We stopped by Cafe Madu for a cold snack in the next group of buildings to the east of the shrine.

After we headed back out, we quickly came upon the same spot where we looked up at the Sea Candle before. It was 4:24pm and there was some color in the sky. Sunset would be in around 13 minutes or so. We decided to try a shortcut that would lead us back to the island’s northern end, where we first arrived in the morning.

The path was mostly through forest but had a few overlooks with decent views. We continued to see color in the sky as well as some nice sunset glow but nothing too dramatic. Other than the view, this path also had the bonus of not having to continue to ascend!

As we continued along the path, we came across a red bridge.

The path deposited us at the southern end of the Enoshima Benzaiten Nakamise Street, the shopping street that we walked down earlier. Looking to the south, we could see the Zuishinmon, the large gate that we walked through earlier in the day. And in the opposite direction, the shopping area.

We were basically right by the big torii seen here.

It was still pretty busy here with many people going up to see the illumination event at the garden.

This passageway, though the middle of a building, was decorated with lanterns.

We stopped at a random place for some street food, grilled scallops.

We continued walking onto the Enoshima Benten Bridge. This is the same bridge that we briefly walked onto in the morning. We took more or less the same photo in the morning as well.

The bridge offers some nice views of the Zuishinmon.

Once we reached the north side of the bridge, we looked back to see Enoshima and the Sea Candle. It was 5:05pm by now and there was still some color in the sky.

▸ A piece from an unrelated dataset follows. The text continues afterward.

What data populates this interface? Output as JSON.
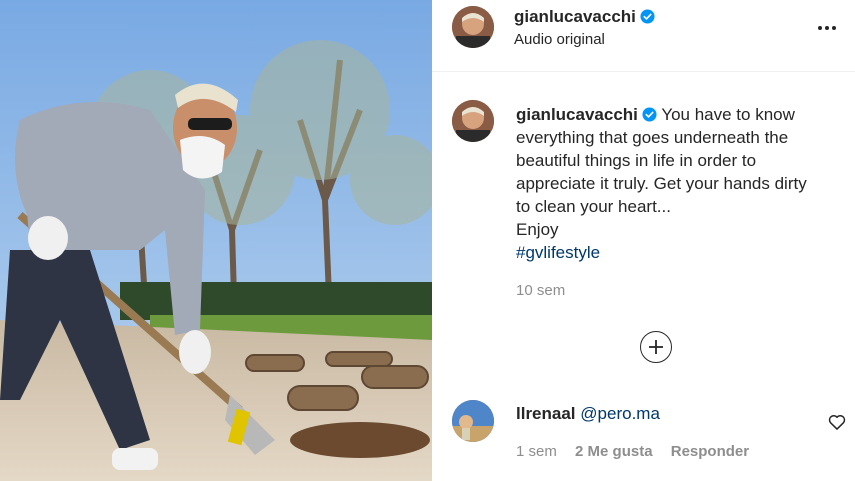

This stone lantern was decorated with a dragon sculpture.

We continued north to cross over this bridge to the west. Google Maps labels it as the 弁天橋 Bentenbashi, the same name as the pedestrian bridge we just walked on from Enoshima.

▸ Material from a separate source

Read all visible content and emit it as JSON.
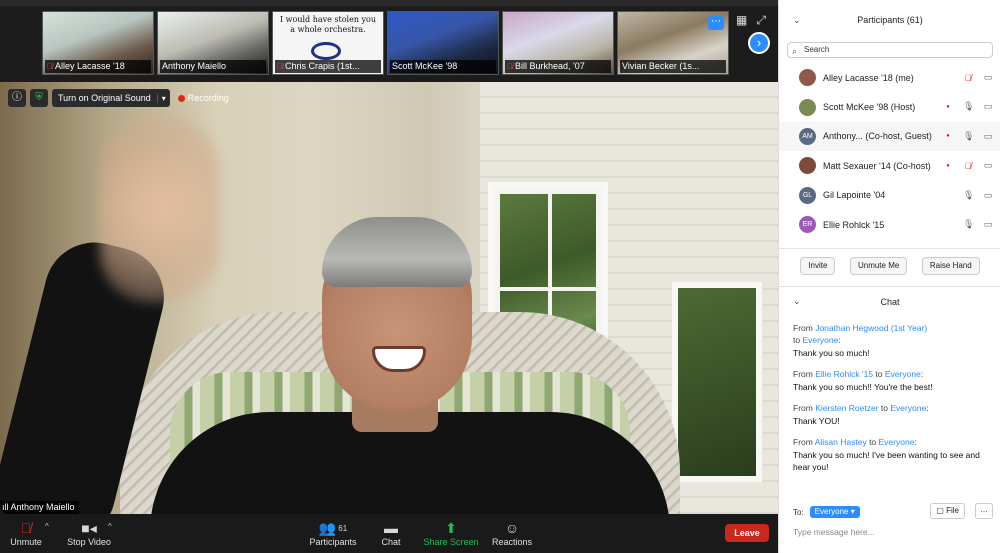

The view to the south, towards Enoshima, is unfortunately blocked by a vehicular bridge. Like most bridges in Japan, it does have sidewalks and we probably should have crossed over it for better views of the island!

Our destination, the 片瀬江ノ島駅 Katase-Enoshima Station.

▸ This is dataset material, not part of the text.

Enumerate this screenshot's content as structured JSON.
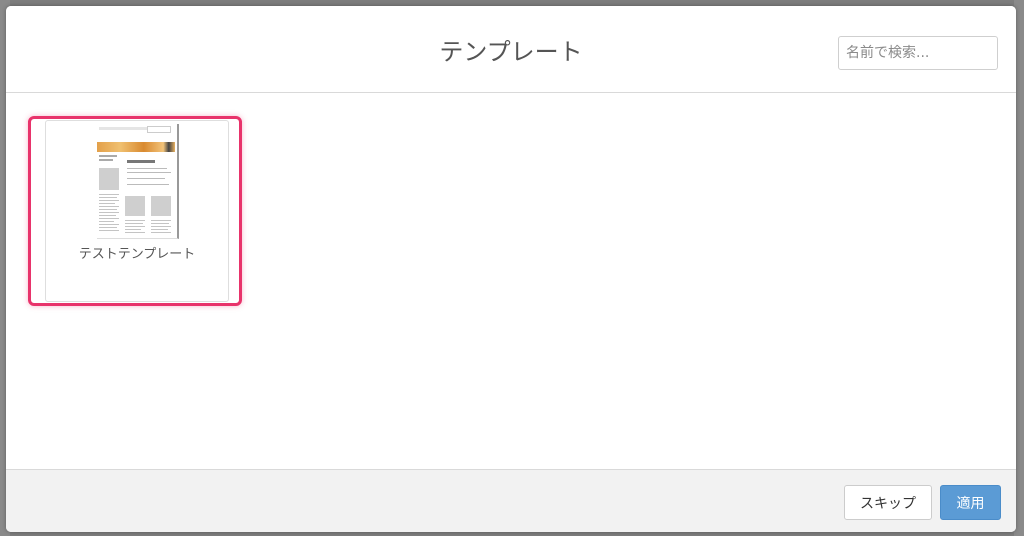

This station is closer to Enoshima than the Shōnan-Enoshima Station that we arrived at in the morning. It is the southern terminus of Odakyu‘s Enoshima Line. 藤沢駅 Fujisawa Station, which is on the JR Line, is just 7 minutes away.

Evening

We took the next train to Fujisawa, changing to a JR train to return to Tokyo there. We decided to get off at Yokohama Station for dinner before continuing back to the hotel at Otorii.

We were really surprised to come across this restaurant, the ディック・ブルーナ テーブル Dick Bruna Table! Dick Bruna is the creator of Miffy, a character for children that is extremely popular in Japan. Last month, we visited Utrecht, the city in the Netherlands where Dick Bruna is from. We even saw a Miffy pedestrian crossing light!

We ended up eating at こめらく Komeraku, a お茶漬け ochazuke restaurant in Porta, the underground shopping mall connected to Yokohama Station.

The ochazuke is basically a seafood donburi intended to be soaked with hot tea or dashi. Like our seafood donburis for lunch, both we had here were very good.

We also got 3 pieces of から揚げ karaage, which were excellent.

We came across a Little Italy thing on the ground.

And, we came across an Aflac office! Who knew they were in Japan!

We got a snack from くりて庵 Kurikoan, a taiyaki shop. The taiyaki wasn’t really photographable in any meaningful way but we did capture the wrapper! It is amusing that くりて庵, when written vertically and viewed at an angle, looks like it spells out NSA!

We left the Porta at around 7:20pm, definitely a busy time with hordes of people passing through. We went to the Keikyu section of the station to return to Otorii. When taking Keikyu, it is possible to simply take a train to Haneda Airport. Alternatively, take a train that is going up to Shinagawa and change trains at Keikyu-Kamata, which has a higher frequency of trains departing to Haneda compared to Yokohama.